Farrell Lab @ Harvard University

Calibrating the tree: 2 methods

• Using a previously-published calibration
• Using fossil data

Calibrating the tree I: Using a previously-published calibration

There are generally two ways to put ages on nodes of a clock tree: 1) Use a previously-published rate of percent divergence for a particular gene versus time, or 2) Use fossil information (see next entry). Reported calibration rates often are in terms of uncorrected percent sequence divergence per million years ("uncorrected" means uncorrected for multiple hits). To use this value for your tree, compute all uncorrected pairwise distances for your taxa in PAUP. With menus, use File -> Save Distances to File, then Options -> Distance options and select uncorrected "p". The batch file would be (replacing [filename] with what you want to call the distance file, without brackets):

#nexus
begin paup;
dset distance=p;
savedist format=onecolumn file=[filename] undefined=asterisk;
end;

Examine the ensuing list (in PAUP or Microsoft Excel) to find a pair of taxa which have a percent divergence similar to the ones in the taxa used in the original calibration. Using these taxa, rather than the oldest or youngest pair, makes it more likely that the proportion of uncorrected multiple hits will be the same for the calibration and the pair being used to calibrate the entire tree (the rate of uncorrected divergence versus time will go down with time as multiple hits accumulate). The calibration rate can be used to determine the age of the node separating the chosen pair of taxa. The age of the node is then used to calibrate the rest of the tree.

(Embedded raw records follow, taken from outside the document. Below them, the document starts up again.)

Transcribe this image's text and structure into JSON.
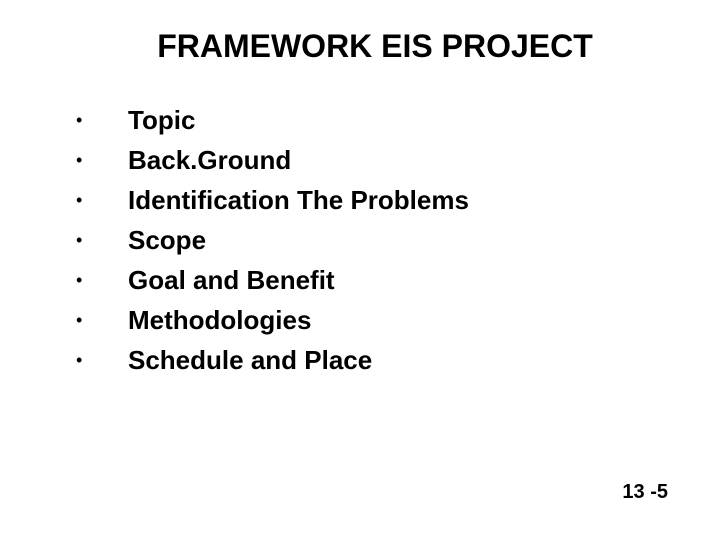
{
  "slide": {
    "title": "FRAMEWORK EIS PROJECT",
    "title_fontsize": 32,
    "title_fontweight": "bold",
    "bullets": [
      "Topic",
      "Back.Ground",
      "Identification The Problems",
      "Scope",
      "Goal and Benefit",
      "Methodologies",
      "Schedule and Place"
    ],
    "bullet_marker": "•",
    "bullet_fontsize": 26,
    "bullet_fontweight": "bold",
    "page_number": "13 -5",
    "page_number_fontsize": 20,
    "background_color": "#ffffff",
    "text_color": "#000000"
  }
}
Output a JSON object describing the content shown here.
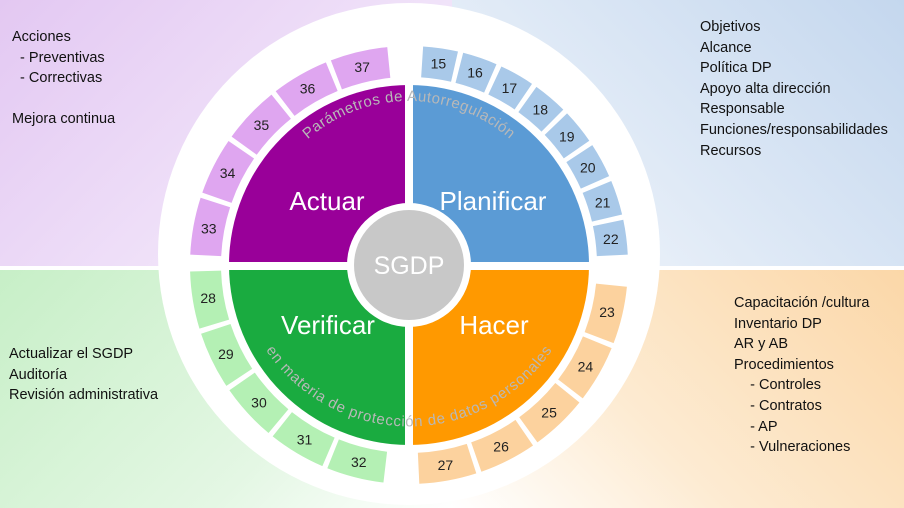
{
  "center": "SGDP",
  "phases": {
    "actuar": "Actuar",
    "planificar": "Planificar",
    "verificar": "Verificar",
    "hacer": "Hacer"
  },
  "arc_texts": {
    "top": "Parámetros de Autorregulación",
    "bottom": "en materia de protección de datos personales"
  },
  "ring_numbers": {
    "actuar": [
      "33",
      "34",
      "35",
      "36",
      "37"
    ],
    "planificar": [
      "15",
      "16",
      "17",
      "18",
      "19",
      "20",
      "21",
      "22"
    ],
    "hacer": [
      "23",
      "24",
      "25",
      "26",
      "27"
    ],
    "verificar": [
      "28",
      "29",
      "30",
      "31",
      "32"
    ]
  },
  "side_text": {
    "top_left": [
      "Acciones",
      "  - Preventivas",
      "  - Correctivas",
      "",
      "Mejora continua"
    ],
    "top_right": [
      "Objetivos",
      "Alcance",
      "Política DP",
      "Apoyo alta dirección",
      "Responsable",
      "Funciones/responsabilidades",
      "Recursos"
    ],
    "bottom_left": [
      "Actualizar el SGDP",
      "Auditoría",
      "Revisión administrativa"
    ],
    "bottom_right": [
      "Capacitación /cultura",
      "Inventario DP",
      "AR y AB",
      "Procedimientos",
      "    - Controles",
      "    - Contratos",
      "    - AP",
      "    - Vulneraciones"
    ]
  },
  "colors": {
    "actuar": "#990099",
    "planificar": "#5b9bd5",
    "verificar": "#1aab40",
    "hacer": "#ff9900",
    "ring_actuar": "#dfa6f0",
    "ring_planificar": "#a9c9e9",
    "ring_verificar": "#b4f0b4",
    "ring_hacer": "#fcd29e",
    "center": "#c8c8c8"
  }
}
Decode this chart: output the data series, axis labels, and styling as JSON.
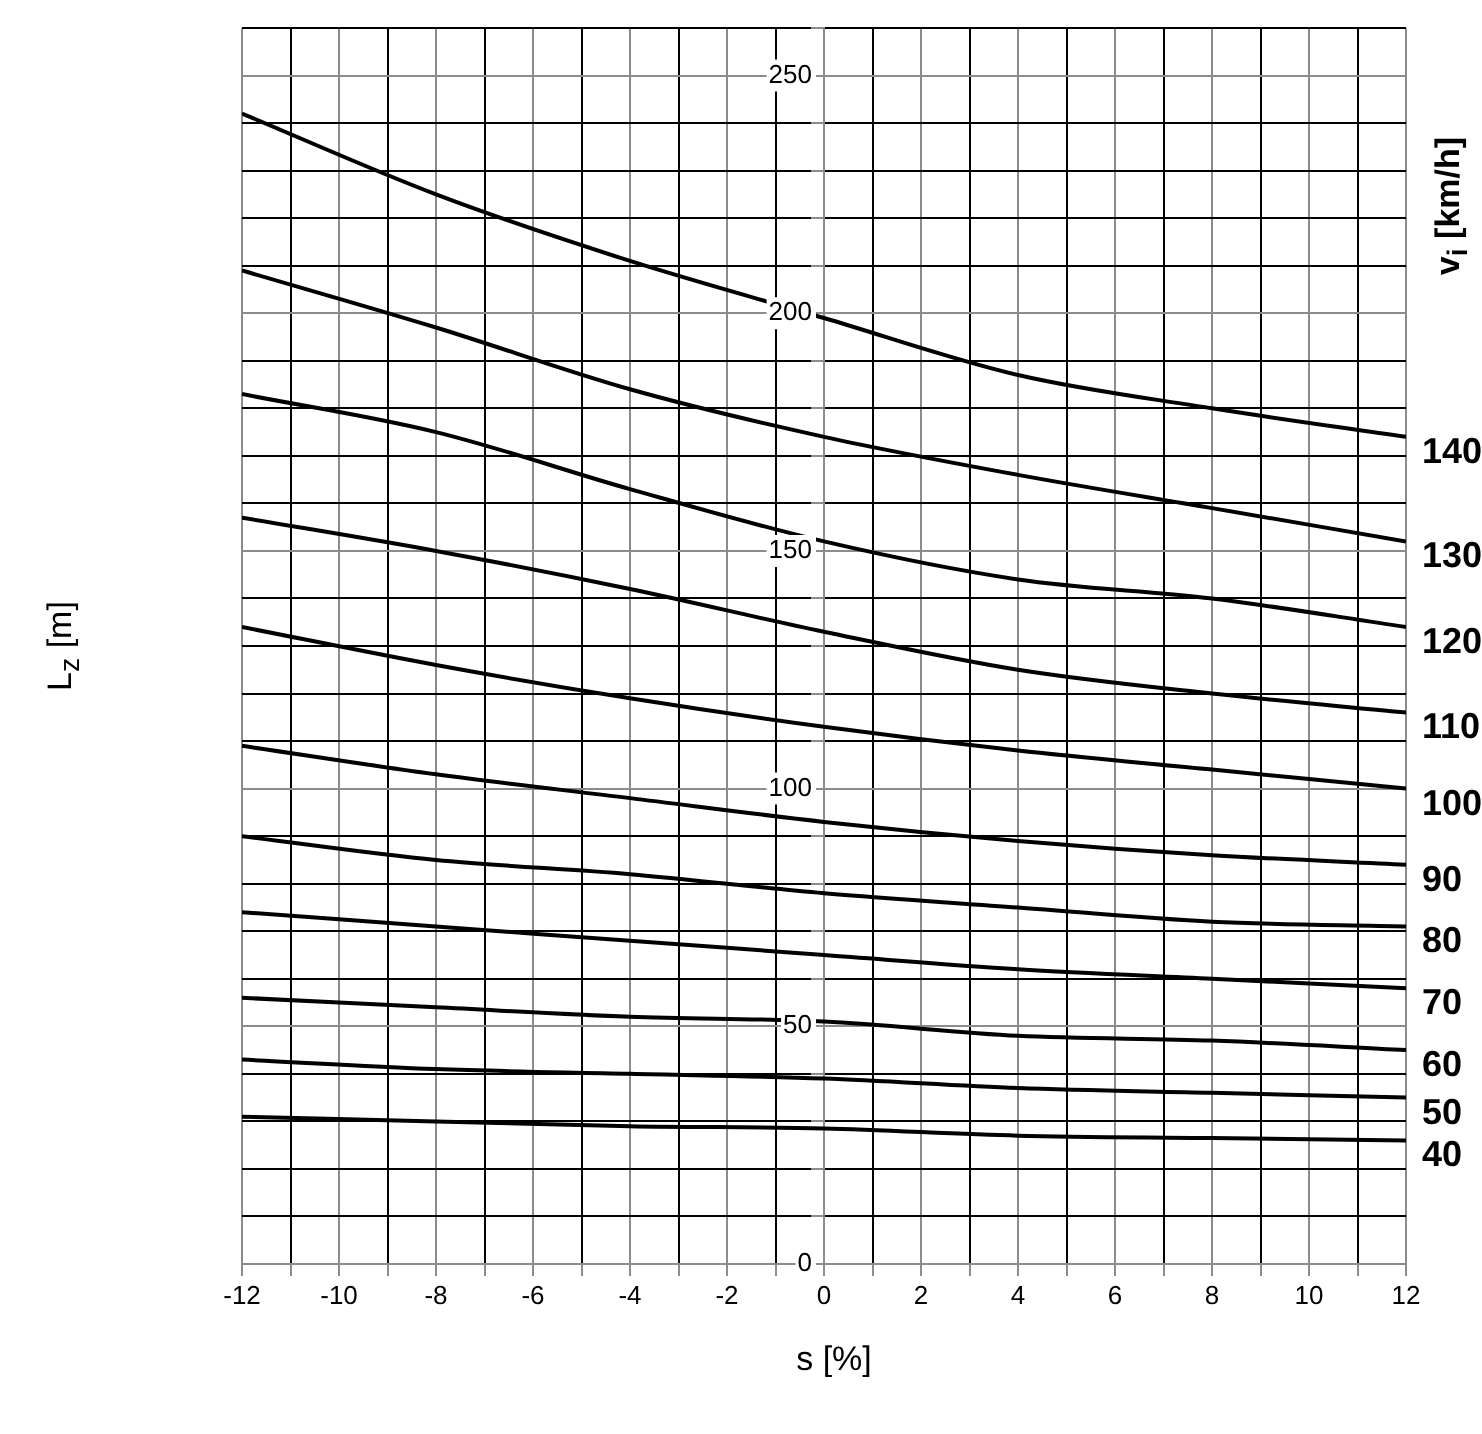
{
  "chart_data": {
    "type": "line",
    "xlabel": "s [%]",
    "ylabel": "L$_{z}$ [m]",
    "legend_title": "v$_{i}$ [km/h]",
    "x": [
      -12,
      -8,
      -4,
      0,
      4,
      8,
      12
    ],
    "xlim": [
      -12,
      12
    ],
    "xticks": [
      -12,
      {
        "value": -11,
        "label": null
      },
      -10,
      {
        "value": -9,
        "label": null
      },
      -8,
      {
        "value": -7,
        "label": null
      },
      -6,
      {
        "value": -5,
        "label": null
      },
      -4,
      {
        "value": -3,
        "label": null
      },
      -2,
      {
        "value": -1,
        "label": null
      },
      0,
      {
        "value": 1,
        "label": null
      },
      2,
      {
        "value": 3,
        "label": null
      },
      4,
      {
        "value": 5,
        "label": null
      },
      6,
      {
        "value": 7,
        "label": null
      },
      8,
      {
        "value": 9,
        "label": null
      },
      10,
      {
        "value": 11,
        "label": null
      },
      12
    ],
    "ylim": [
      0,
      260
    ],
    "yticks": [
      0,
      {
        "value": 10,
        "label": null
      },
      {
        "value": 20,
        "label": null
      },
      {
        "value": 30,
        "label": null
      },
      {
        "value": 40,
        "label": null
      },
      50,
      {
        "value": 60,
        "label": null
      },
      {
        "value": 70,
        "label": null
      },
      {
        "value": 80,
        "label": null
      },
      {
        "value": 90,
        "label": null
      },
      100,
      {
        "value": 110,
        "label": null
      },
      {
        "value": 120,
        "label": null
      },
      {
        "value": 130,
        "label": null
      },
      {
        "value": 140,
        "label": null
      },
      150,
      {
        "value": 160,
        "label": null
      },
      {
        "value": 170,
        "label": null
      },
      {
        "value": 180,
        "label": null
      },
      {
        "value": 190,
        "label": null
      },
      200,
      {
        "value": 210,
        "label": null
      },
      {
        "value": 220,
        "label": null
      },
      {
        "value": 230,
        "label": null
      },
      {
        "value": 240,
        "label": null
      },
      250,
      {
        "value": 260,
        "label": null
      }
    ],
    "grid": true,
    "legend": false,
    "marker": "none",
    "line_style": "solid",
    "series": [
      {
        "name": "140",
        "color": "#000000",
        "values": [
          242,
          225,
          211,
          199,
          187,
          180,
          174
        ]
      },
      {
        "name": "130",
        "color": "#000000",
        "values": [
          209,
          197,
          184,
          174,
          166,
          159,
          152
        ]
      },
      {
        "name": "120",
        "color": "#000000",
        "values": [
          183,
          175,
          163,
          152,
          144,
          140,
          134
        ]
      },
      {
        "name": "110",
        "color": "#000000",
        "values": [
          157,
          150,
          142,
          133,
          125,
          120,
          116
        ]
      },
      {
        "name": "100",
        "color": "#000000",
        "values": [
          134,
          126,
          119,
          113,
          108,
          104,
          100
        ]
      },
      {
        "name": "90",
        "color": "#000000",
        "values": [
          109,
          103,
          98,
          93,
          89,
          86,
          84
        ]
      },
      {
        "name": "80",
        "color": "#000000",
        "values": [
          90,
          85,
          82,
          78,
          75,
          72,
          71
        ]
      },
      {
        "name": "70",
        "color": "#000000",
        "values": [
          74,
          71,
          68,
          65,
          62,
          60,
          58
        ]
      },
      {
        "name": "60",
        "color": "#000000",
        "values": [
          56,
          54,
          52,
          51,
          48,
          47,
          45
        ]
      },
      {
        "name": "50",
        "color": "#000000",
        "values": [
          43,
          41,
          40,
          39,
          37,
          36,
          35
        ]
      },
      {
        "name": "40",
        "color": "#000000",
        "values": [
          31,
          30,
          29,
          28.5,
          27,
          26.5,
          26
        ]
      }
    ]
  }
}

Calibrating the tree II: Using fossil data

The rate of molecular evolution may be affected by many things: mutation rate, generation time, and perhaps even body size. A calibration based on fossil data of the group being studied may be more accurate than a calibration from other organisms. Multiple calibration points will give the most precise estimate. Record infomation about all the fossils in the group, not just the oldest. Fossils tend to give just minimum ages for the group — think about ways to determine maximum ages, as well. For example, the group may not be older than the evolution of life on land, or may not be older than the oldest possible age (which is not the age of the oldest known fossil) of an obligate host. Biogeographic information may also be useful.

Fossil calibrations, and minimum ages in general, should be mapped to the stem of the clade (= the most recent common ancestor of the clade and its sister group). Maximum ages should be mapped to the most recent common ancestor (MRCA) of the clade constrained by that calibration (the "crown"). For example, if we have a calibration for birds using the oldest known bird fossil (a minimum age constraint), we know that the split between birds and their sister group had to happen eariler than that fossil, but not that the MRCA of the bird taxa included in our study lived before that fossil. In contrast, if we say that we know that Lepidoptera must have evolved after the first terrestrial plants (a maximum age constraint), we know that the MRCA of Lepidoptera cannot be older than that, but not that the split separating Lepidoptera from their sister group occurred after it. The total branch length from the present to the node of each constraint on the clock tree is recorded (the units do not matter, as long as the branch lengths are proportional to time). This information, plus the age and type of the calibration constraint, are entered into an Excel sheet which calculated the maximum and minimum possible rates given all the calibration points. This can easily be done manually, as well. Each branch length is then multiplied by these rates to get the maximum and minimum length of the branch in time. Note that the rate is actually applied to the whole tree at once — the tree is stretched or compressed by the maximum or minimum rates — the ratio of the ages of nodes does not change with the different rates. Other methods must be used to calculate error bars on the ages of nodes due to finite sequence length rather than uncertain calibration. These methods are explained in "Errors on node times."